FORMER Fianna Fail Minister Willie O’Dea has stepped into the controversy over the sacking of rebel deputy leader Eamon O Cuiv on his opposition to a Yes vote on the fiscal compact referendum.
The party veteran said that he believed Mr O Cuiv would only be “temporarily” off the party’s front bench on Morning Ireland, RTE Radio 1.
But he said the party was united on the issue of the forthcoming fiscal compact referendum.
Conceding that Irish people had a “unduly burdensome load of debt”, Mr O’Dea said: “The only point of difference between us is that I don’t think we will advance our case by opposing the fiscal compact.”
Fianna Fail’s grassroots have reacted with fury after party leader Micheal Martin sacked his deputy.
TDs and senators were peppered with angry phone calls from local activists, as the party split over the upcoming referendum on greater EU controls over our Budgets.
Anger is intensifying on a number of issues which threaten to split Fianna Fail.
On one hand the party's TDs are furious that Mr O Cuiv had made such an issue of the referendum just days before the Ard Fheis. But on the other hand the grassroots were last night calling TDs and Senators to protest about how the popular deputy leader had been treated.
Mr O Cuiv stepped down as deputy leader and communications spokesman after defying Mr Martin's decision that Fianna Fail would support a 'Yes' in the referendum.
Speaking on the Vincent Browne show on TV3 last night, Mr O Cuiv said he believed the referendum represented a unique opportunity for the government to renegotiate the bank debt saddled on Irish people which they had no responsibility for.
He blamed German banks for lending to Irish banks who then lent recklessly.
“I am opposing the referendum unless we get a much better deal from Europe.” he said.
Mr O Cuiv’s removal sent shockwaves through the political establishment following a poor opinion-poll rating for Fianna Fail and complaints from TDs that Mr Martin was being too cautious in opposition.
Mr Martin took decisive action in dealing with the grandson of founding father Eamon de Valera last night, but now faces a further backlash at the party's Ard Fheis which begins tomorrow.
He held an emergency parliamentary party meeting in Leinster House last night to quell the crisis. Both Mr Martin and Mr O Cuiv spoke at the meeting which was described as "amicable".
Mr O Cuiv gave his reasons for opposing a "yes" vote. A number of TDs and Senators supported his call for a banking debt writedown to be part of the referendum deal.

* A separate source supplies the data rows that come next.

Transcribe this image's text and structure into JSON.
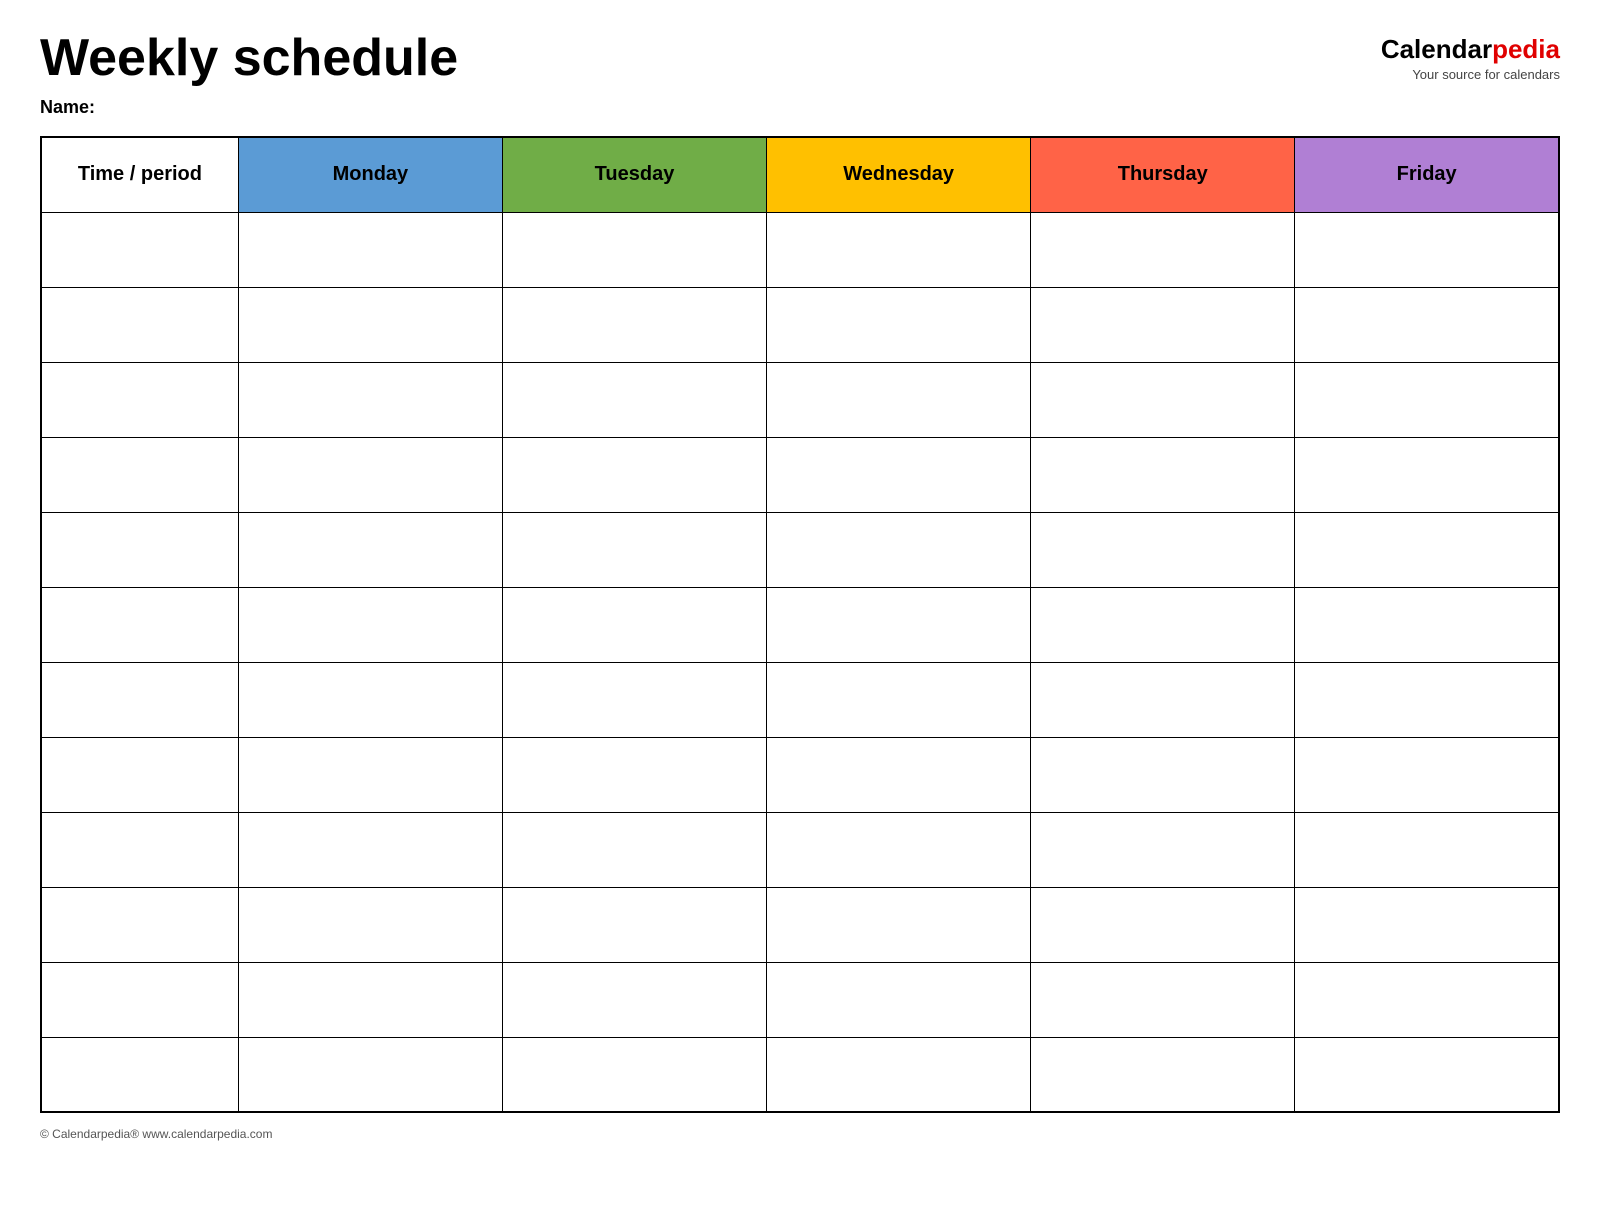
{
  "header": {
    "title": "Weekly schedule",
    "logo_calendar": "Calendar",
    "logo_pedia": "pedia",
    "logo_tagline": "Your source for calendars"
  },
  "name_label": "Name:",
  "table": {
    "columns": [
      {
        "id": "time",
        "label": "Time / period",
        "color": "#fff"
      },
      {
        "id": "monday",
        "label": "Monday",
        "color": "#5b9bd5"
      },
      {
        "id": "tuesday",
        "label": "Tuesday",
        "color": "#70ad47"
      },
      {
        "id": "wednesday",
        "label": "Wednesday",
        "color": "#ffc000"
      },
      {
        "id": "thursday",
        "label": "Thursday",
        "color": "#ff6347"
      },
      {
        "id": "friday",
        "label": "Friday",
        "color": "#b07fd4"
      }
    ],
    "row_count": 12
  },
  "footer": {
    "text": "© Calendarpedia®  www.calendarpedia.com"
  }
}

The meeting heard this could be tagged on during Fianna Fail's campaign.
But privately, some TDs welcomed yesterday's move and claimed Mr Martin had been strengthened by it, after previous clashes between Mr O Cuiv and himself were seen to have weakened the party and caused distraction and division.
"This is all about O Cuiv himself and positioning himself as the true guardian of Fianna Fail," one TD said, adding: "Micheal had to do what he had to do."
Another said: "After seeing him at close quarters for the last year, a lot of us would be glad he's gone."
Mr O Cuiv said he was forced out of his frontbench role after clashing with Mr Martin over the EU referendum, which he described as fundamental to the future of Ireland.
The Galway West TD said he would only support the treaty if there was a writedown on Irish banking debt and changes in European banking regulations.
Mr O Cuiv is expected to receive a rapturous reception from some quarters of Fianna Fail at their crunch meeting this weekend.
Acknowledging the calls coming in from the grassroots, a senator said: "He'd have his supporters alright; he'll get a reception at the Ard Fheis."
Privately, TDs said the split had been coming for some time after a number of differences between Mr Martin and Mr O Cuiv.
Both ran for the leadership after Brian Cowen stepped down last year. And they most notably clashed over Fianna Fail's decision not to run a candidate for the presidency.
Mr O Cuiv had previously threatened to resign as deputy leader during an acrimonious parliamentary party meeting on the presidential strategy in September.
Now he will stay as a member of Fianna Fail's parliamentary party but it is almost certain that he will lose the party whip if he opposes the party's stance on the referendum.
He also ruled out joining Sinn Fein and said he hoped that his future would be in Fianna Fail. However, he said his dramatic move had nothing to do with his own leadership ambitions.
Speaking on the steps of Leinster House, Mr O Cuiv revealed that he had been forced out.
"The leader asked me to resign because we had a fundamental policy difference," he said. "He also told me I was to vacate my position on the frontbench and I accept that."
He also unleashed an attack on German chancellor Angela Merkel and French president Nicolas Sarkozy.
"In the last year in particular, it seems that Europe is being run by Merkel and Sarkozy," he said.
Mr Martin will not appoint a new deputy leader until after the Ard Fheis, but Mayo TD Dara Calleary is currently seen as the frontrunner.
Mr O Cuiv is also understood to have withdrawn his name from consideration for the position as Vice-President of the party.
The position is to be decided at the party's Ard Fheis this weekend.